A 79-year-old woman is seen for an annual examination. She is in good health except for osteopenia, for which she takes calcium and Vitamin D supplements. She walks regularly to and from the bus stop several times per week. It takes her 25 minutes to get to the bus stop whereas it only took her 10 minutes a year ago. She describes dyspnea midway in her walk, causing her to stop and catch her breath. She denies angina, presyncope, syncope, or pedal edema.
Physical examination shows a heart rate of 80/min and blood pressure of 165/86 mm Hg. Lungs are clear to auscultation. Carotid artery upstrokes are delayed. There is a sustained apical impulse. S1 is normal and there is a single S2 and an S4. A grade 3/6 late-peaking systolic murmur is heard best at the right 2nd intercostal space, with radiation into the right carotid artery.
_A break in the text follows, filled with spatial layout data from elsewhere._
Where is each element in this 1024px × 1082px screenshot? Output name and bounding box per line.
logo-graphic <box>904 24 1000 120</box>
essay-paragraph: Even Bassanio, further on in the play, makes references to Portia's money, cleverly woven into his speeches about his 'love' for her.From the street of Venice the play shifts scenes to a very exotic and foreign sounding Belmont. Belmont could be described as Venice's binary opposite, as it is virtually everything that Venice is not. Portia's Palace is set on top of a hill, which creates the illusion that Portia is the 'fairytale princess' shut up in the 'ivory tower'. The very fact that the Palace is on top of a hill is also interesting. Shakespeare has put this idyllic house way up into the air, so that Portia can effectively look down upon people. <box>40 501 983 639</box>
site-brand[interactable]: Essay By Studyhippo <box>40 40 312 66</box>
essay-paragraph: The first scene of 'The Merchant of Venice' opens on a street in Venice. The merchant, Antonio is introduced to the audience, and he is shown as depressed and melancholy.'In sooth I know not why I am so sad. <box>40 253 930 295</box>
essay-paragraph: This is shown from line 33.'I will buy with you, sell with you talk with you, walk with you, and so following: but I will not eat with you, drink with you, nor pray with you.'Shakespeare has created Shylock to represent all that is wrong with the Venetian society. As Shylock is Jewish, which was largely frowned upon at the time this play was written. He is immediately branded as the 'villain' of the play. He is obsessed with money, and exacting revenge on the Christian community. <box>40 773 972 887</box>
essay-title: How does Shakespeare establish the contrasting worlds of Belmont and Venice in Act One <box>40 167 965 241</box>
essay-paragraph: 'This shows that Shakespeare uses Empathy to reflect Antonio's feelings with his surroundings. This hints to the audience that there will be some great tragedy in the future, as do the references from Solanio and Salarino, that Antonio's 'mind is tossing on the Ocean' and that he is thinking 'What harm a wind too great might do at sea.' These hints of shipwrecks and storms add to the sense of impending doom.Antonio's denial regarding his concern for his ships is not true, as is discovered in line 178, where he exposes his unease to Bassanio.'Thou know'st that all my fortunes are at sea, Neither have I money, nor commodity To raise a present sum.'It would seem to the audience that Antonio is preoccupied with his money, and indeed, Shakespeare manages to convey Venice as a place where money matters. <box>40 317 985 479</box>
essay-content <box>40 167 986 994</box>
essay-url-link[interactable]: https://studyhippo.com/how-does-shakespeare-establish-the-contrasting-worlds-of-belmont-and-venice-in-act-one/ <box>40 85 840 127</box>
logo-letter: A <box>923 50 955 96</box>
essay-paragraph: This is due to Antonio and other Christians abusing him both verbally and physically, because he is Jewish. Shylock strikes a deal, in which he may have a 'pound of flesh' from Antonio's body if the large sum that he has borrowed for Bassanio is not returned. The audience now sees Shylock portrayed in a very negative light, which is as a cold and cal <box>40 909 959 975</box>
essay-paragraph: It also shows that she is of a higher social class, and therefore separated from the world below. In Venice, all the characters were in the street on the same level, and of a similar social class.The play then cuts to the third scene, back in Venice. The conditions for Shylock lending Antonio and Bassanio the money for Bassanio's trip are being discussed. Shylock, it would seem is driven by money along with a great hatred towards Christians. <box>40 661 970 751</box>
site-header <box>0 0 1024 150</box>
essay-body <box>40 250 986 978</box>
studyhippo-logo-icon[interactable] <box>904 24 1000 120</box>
An electrocardiogram is shown. Transthoracic echocardiogram shows concentric left ventricular hypertrophy. The ejection fraction is 69% with no regional wall motion abnormalities. There is a trileaflet aortic valve with heavy calcification, an aortic jet velocity of 4.8 m/s, a peak transaortic gradient of 92 mm Hg, and a valve area of 0.7 cm2.
Which is the most appropriate option for improving this patient's quality of life?
A. Begin an angiotensin-converting enzyme inhibitor
B. Percutaneous aortic balloon valvuloplasty
C. Aortic valve replacement
D. A supervised cardiac exercise program
E. Discontinue calcium supplementation
Answer and critique
The correct answer is C) Aortic valve replacement. This question can be found in MKSAP 14 in the Cardiovascular section, Item 106.
This patient has echocardiographic criteria consistent with severe aortic stenosis. The most common cause of aortic stenosis is progressive calcific valve disease of a normal trileaflet valve. The primary indication for aortic valve replacement in patients with aortic stenosis is onset of cardiac symptoms. This patient has symptomatic disease with exertional dyspnea and decreased exercise tolerance. Referral for aortic valve replacement should be the next step in her management.
The initial compensatory mechanism for aortic stenosis is myocardial hypertrophy with preservation of systolic function. In this patient, there is evidence of left ventricular hypertrophy on the echocardiogram, also evidenced by characteristic changes on the electrocardiogram with a “strain” pattern. Although the classically taught symptoms of severe aortic stenosis are angina, congestive heart failure, and syncope, most patients initially present with more subtle symptoms, such as decreased exercise tolerance.
Previous studies have documented a postoperative survival and return to quality of life status in patients with aortic stenosis following aortic valve replacement that is nearly normalized to that of age-matched individuals without aortic stenosis. Older patients may be inclined to refuse valve replacement due to the perceived risks of surgery, but should be educated that both long-term survival and overall quality of life will be improved if aortic valve replacement is performed. This patient should not be refused surgery based on her age.
In general, medical management alone is not indicated in symptomatic aortic stenosis patients given the dismal prognosis if valve replacement is delayed. In a study of symptomatic patients with aortic stenosis who refused surgery, average survival was only 2 years, with a 5-year survival of less than 20%. In contrast, prognosis in patients with asymptomatic disease is excellent. Therefore, current guidelines drafted by the American College of Cardiology/American Heart Association advocate aortic valve replacement only once cardiac symptoms are present. Prophylactic aortic valve replacement in asymptomatic patients is not routinely performed due to the increased surgical risk, with complications such as thromboembolism, bleeding from anticoagulation, prosthetic valve dysfunction, and endocarditis.
Angiotensin-converting enzyme inhibitors are relatively contraindicated in the setting of significant aortic stenosis because afterload reduction may increase the effective pressure gradient across the stenotic aortic valve. Percutaneous aortic balloon valvuloplasty may initially provide a modest decrease in the outflow gradient, but there is often significant residual obstruction from leaflet thickening and annular calcification, recurrent stenosis typically occurs within months, and clinical trials to date have not demonstrated a beneficial effect on long-term outcome. Initiating a supervised cardiac exercise program is a useful adjunct to improve exercise tolerance in patients that are debilitated or deconditioned. This patient has symptomatic aortic stenosis, and a cardiac exercise program will not change her valvular hemodynamic parameters or cardiopulmonary symptoms preoperatively. A supervised cardiac exercise program would, however, be indicated following aortic valve replacement to limit postoperative deconditioning. Oral calcium supplementation does not accelerate the progression of valvular calcification; therefore, calcium therapy should not be discontinued.
- Aortic valve replacement is recommended once symptom onset occurs, regardless of patient age.
- Symptom onset in aortic stenosis is often insidious and may include exertional dyspnea.